Quadir Gibson and Darian Person are accused in the shooting death of Aisha Abdur Rahman, 15, a Delaware Valley Charter student.

File photo: Majeedah Rashid (right) of the Nicetown CDC Community Center hugs a vigil attendee in September after the death of Aisha Abdur-Rhaman. ( YONG KIM / STAFF PHOTOGRAPHER )
File photo: Majeedah Rashid (right) of the Nicetown CDC Community Center hugs a vigil attendee in September after the death of Aisha Abdur-Rhaman. ( YONG KIM / STAFF PHOTOGRAPHER )Read more

A FORMER Father Judge High School football standout and another teen were held for trial yesterday on murder charges in the September shooting death of a 15-year-old Delaware Valley Charter High School student - a passer-by near the scene of a fight.

A bullet pierced Aisha Abdur Rahman's back shortly after 4 p.m. Sept. 22 as she walked on Old York Road near Tabor, in Logan, just outside Albert Einstein Medical Center. She was pronounced dead shortly afterward at the hospital.

A 19-year-old, Donald Boseman, was shot and injured.

After a nearly three-hour preliminary hearing, Municipal Judge James DeLeon held Quadir Gibson, 15, the former Judge player, and Darian Person, 19, for trial on a charge of "murder generally" - which includes first- and third-degree murder - as well as conspiracy, attempted murder and weapon offenses.

Authorities contend that during a fight between two groups that day, with Person and Gibson on one side and Boseman on the other, Person took out a gun and Gibson urged him to shoot.

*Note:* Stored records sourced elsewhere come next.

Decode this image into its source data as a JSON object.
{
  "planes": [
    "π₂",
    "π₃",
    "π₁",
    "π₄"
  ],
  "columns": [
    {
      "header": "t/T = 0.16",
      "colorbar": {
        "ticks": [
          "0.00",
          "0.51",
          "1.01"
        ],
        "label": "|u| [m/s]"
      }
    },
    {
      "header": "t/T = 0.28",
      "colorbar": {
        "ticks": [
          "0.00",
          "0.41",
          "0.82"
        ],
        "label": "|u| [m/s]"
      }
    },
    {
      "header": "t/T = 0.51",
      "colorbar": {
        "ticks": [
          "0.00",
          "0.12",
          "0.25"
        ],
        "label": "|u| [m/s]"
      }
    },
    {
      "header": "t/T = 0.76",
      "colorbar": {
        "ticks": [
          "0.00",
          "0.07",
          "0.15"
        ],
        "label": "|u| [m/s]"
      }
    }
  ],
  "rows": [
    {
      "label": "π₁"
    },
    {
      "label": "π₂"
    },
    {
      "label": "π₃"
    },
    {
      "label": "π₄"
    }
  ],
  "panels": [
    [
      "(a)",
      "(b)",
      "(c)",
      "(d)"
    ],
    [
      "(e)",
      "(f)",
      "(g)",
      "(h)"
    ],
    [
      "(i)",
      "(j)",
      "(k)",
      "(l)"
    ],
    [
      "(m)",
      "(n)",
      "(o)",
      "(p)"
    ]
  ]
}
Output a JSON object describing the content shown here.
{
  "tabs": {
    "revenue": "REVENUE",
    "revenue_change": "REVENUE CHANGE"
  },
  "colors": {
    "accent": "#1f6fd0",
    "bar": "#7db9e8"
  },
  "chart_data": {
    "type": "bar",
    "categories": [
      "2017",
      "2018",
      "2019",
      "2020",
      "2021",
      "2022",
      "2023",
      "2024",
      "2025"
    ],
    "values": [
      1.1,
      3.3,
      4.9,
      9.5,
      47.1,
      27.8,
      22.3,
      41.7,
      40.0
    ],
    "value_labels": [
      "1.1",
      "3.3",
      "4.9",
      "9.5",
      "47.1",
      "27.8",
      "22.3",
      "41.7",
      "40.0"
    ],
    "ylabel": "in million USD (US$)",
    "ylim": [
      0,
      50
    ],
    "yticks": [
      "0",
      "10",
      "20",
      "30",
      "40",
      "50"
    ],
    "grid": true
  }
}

Gibson gave a statement to police, which was not read aloud in court but parts of which were referenced.

"He yells out, 'Throw that s--- at them!' " DeLeon said, referring to what Gibson said to Person after Person took out his gun, according to Gibson's statement.

The judge said that in lay language, that means to "put a couple of bullets down the range."

Assistant District Attorney Mark Levenberg also said that Gibson, in his statement, said those words meant "shoot them."

Gibson's statement was the only evidence against him during the hearing.

The main witness yesterday was a 15-year-old girl who knows Gibson and who was with him and a few others as they waited in a nearby subway station after the shooting. She said cops approached them as they waited for a train, then took them to the homicide division for questioning.

The Daily News is not publishing the girl's name because she is a juvenile.

She said that Gibson was walking on crutches that day.

In a statement and a photo array she had signed, she had identified Person as the shooter to police. But in court yesterday, she was hostile on the stand with the prosecutor and contended she had not said some of the things in her statement and had not circled Person's photograph.